Man transformed into the first dog by Māui in Māori mythology

In Māori mythology, Irawaru is the origin of the dog. He is the husband of Hinauri, the sister of Māui. Māui becomes annoyed with Irawaru and stretches out his limbs, turning him into a dog. When Hinauri asks Māui if he has seen her husband, Māui tells her to call "Moi! Moi!" whereupon the poor dog runs up to Hinauri. Learning the truth, she throws herself to Tangaroa (the ocean) never to be seen again.

Versions differ as to the cause of Māui's annoyance with his brother-in-law. In some, he is jealous of Irawaru's success at fishing; in others, he is angry at Irawaru's refusal to give him a cloak, or disgusted at Irawaru's greedy nature.

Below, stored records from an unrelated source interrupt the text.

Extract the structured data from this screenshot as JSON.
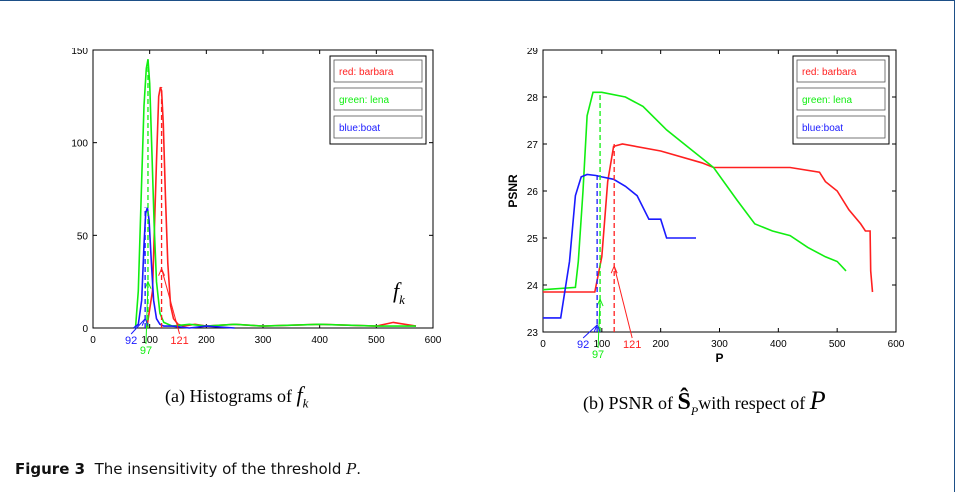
{
  "figure": {
    "label": "Figure 3",
    "text_before": "The insensitivity of the threshold",
    "math_var": "P",
    "text_after": "."
  },
  "colors": {
    "red": "#ff2020",
    "green": "#11ee11",
    "blue": "#1a1aff",
    "axis": "#000000"
  },
  "panels": [
    {
      "caption_prefix": "(a) Histograms of",
      "caption_math": "f",
      "caption_math_sub": "k",
      "inline_label": "f",
      "inline_label_sub": "k"
    },
    {
      "caption_prefix": "(b) PSNR of",
      "caption_math": "Ŝ",
      "caption_math_sub": "P",
      "caption_suffix": "with respect of",
      "caption_math2": "P"
    }
  ],
  "chart_data": [
    {
      "type": "line",
      "title": "",
      "xlabel": "",
      "ylabel": "",
      "xlim": [
        0,
        600
      ],
      "ylim": [
        0,
        150
      ],
      "xticks": [
        0,
        100,
        200,
        300,
        400,
        500,
        600
      ],
      "yticks": [
        0,
        50,
        100,
        150
      ],
      "legend": [
        "red: barbara",
        "green: lena",
        "blue:boat"
      ],
      "legend_position": "top-right",
      "grid": false,
      "series": [
        {
          "name": "red: barbara",
          "color": "red",
          "x": [
            95,
            105,
            112,
            116,
            119,
            121,
            124,
            128,
            132,
            137,
            142,
            150,
            160,
            180,
            200,
            250,
            300,
            400,
            500,
            530,
            570
          ],
          "y": [
            0,
            20,
            90,
            125,
            130,
            128,
            110,
            70,
            35,
            12,
            5,
            2,
            1,
            2,
            1,
            2,
            1,
            2,
            1,
            3,
            1
          ]
        },
        {
          "name": "green: lena",
          "color": "green",
          "x": [
            75,
            80,
            86,
            90,
            94,
            97,
            100,
            104,
            108,
            112,
            118,
            125,
            140,
            170,
            200,
            250,
            300,
            400,
            500,
            570
          ],
          "y": [
            0,
            20,
            80,
            120,
            140,
            145,
            132,
            95,
            55,
            25,
            8,
            3,
            1,
            2,
            1,
            2,
            1,
            2,
            1,
            1
          ]
        },
        {
          "name": "blue:boat",
          "color": "blue",
          "x": [
            72,
            80,
            86,
            90,
            93,
            96,
            99,
            103,
            107,
            112,
            118,
            125,
            140,
            170,
            200,
            250
          ],
          "y": [
            0,
            2,
            15,
            45,
            62,
            65,
            58,
            35,
            15,
            5,
            2,
            1,
            1,
            0,
            1,
            0
          ]
        }
      ],
      "threshold_markers": [
        {
          "color": "red",
          "x": 121,
          "label": "121",
          "arrow_y": 32
        },
        {
          "color": "green",
          "x": 97,
          "label": "97",
          "arrow_y": 25
        },
        {
          "color": "blue",
          "x": 92,
          "label": "92",
          "arrow_y": 5
        }
      ]
    },
    {
      "type": "line",
      "title": "",
      "xlabel": "P",
      "ylabel": "PSNR",
      "xlim": [
        0,
        600
      ],
      "ylim": [
        23,
        29
      ],
      "xticks": [
        0,
        100,
        200,
        300,
        400,
        500,
        600
      ],
      "yticks": [
        23,
        24,
        25,
        26,
        27,
        28,
        29
      ],
      "legend": [
        "red: barbara",
        "green: lena",
        "blue:boat"
      ],
      "legend_position": "top-right",
      "grid": false,
      "series": [
        {
          "name": "red: barbara",
          "color": "red",
          "x": [
            0,
            88,
            100,
            110,
            120,
            135,
            200,
            270,
            290,
            340,
            420,
            470,
            480,
            500,
            520,
            540,
            548,
            556,
            557,
            560
          ],
          "y": [
            23.85,
            23.85,
            24.6,
            26.2,
            26.95,
            27.0,
            26.85,
            26.6,
            26.5,
            26.5,
            26.5,
            26.4,
            26.2,
            26.0,
            25.6,
            25.3,
            25.15,
            25.15,
            24.3,
            23.85
          ]
        },
        {
          "name": "green: lena",
          "color": "green",
          "x": [
            0,
            55,
            60,
            68,
            75,
            85,
            100,
            140,
            170,
            210,
            250,
            290,
            330,
            360,
            390,
            420,
            450,
            480,
            500,
            515
          ],
          "y": [
            23.9,
            23.95,
            24.5,
            26.0,
            27.6,
            28.1,
            28.1,
            28.0,
            27.8,
            27.3,
            26.9,
            26.5,
            25.8,
            25.3,
            25.15,
            25.05,
            24.8,
            24.6,
            24.5,
            24.3
          ]
        },
        {
          "name": "blue:boat",
          "color": "blue",
          "x": [
            0,
            30,
            45,
            55,
            65,
            75,
            90,
            100,
            120,
            140,
            160,
            180,
            200,
            210,
            230,
            260
          ],
          "y": [
            23.3,
            23.3,
            24.5,
            25.9,
            26.3,
            26.35,
            26.33,
            26.3,
            26.25,
            26.1,
            25.9,
            25.4,
            25.4,
            25.0,
            25.0,
            25.0
          ]
        }
      ],
      "threshold_markers": [
        {
          "color": "red",
          "x": 121,
          "label": "121",
          "arrow_y": 24.4
        },
        {
          "color": "green",
          "x": 97,
          "label": "97",
          "arrow_y": 23.7
        },
        {
          "color": "blue",
          "x": 92,
          "label": "92",
          "arrow_y": 23.15
        }
      ]
    }
  ]
}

In other Ngā Puhi Nui Tonu mythology, three dogs were brought to Aotearoa by Kupe. These spirits were known as kehua or guardians brought over from Hawaiki. During the arrival to Aotearoa they were sent to Cape Reinga with a few men to guard the escape of their souls. The iwi later was named Ngāti Kurī. Their job was to guard the spirits through to the afterlife.

In traditional Māori society, dogs (kurī) were given the best cuts of meat and were highly regarded as sacred. Their fur was highly regarded for cloaks reserved for rangatira.

The story accounts for the characteristics of dogs: they warn of danger or night raids, they respond to commands, and are loyal companions that ward off evil spirits.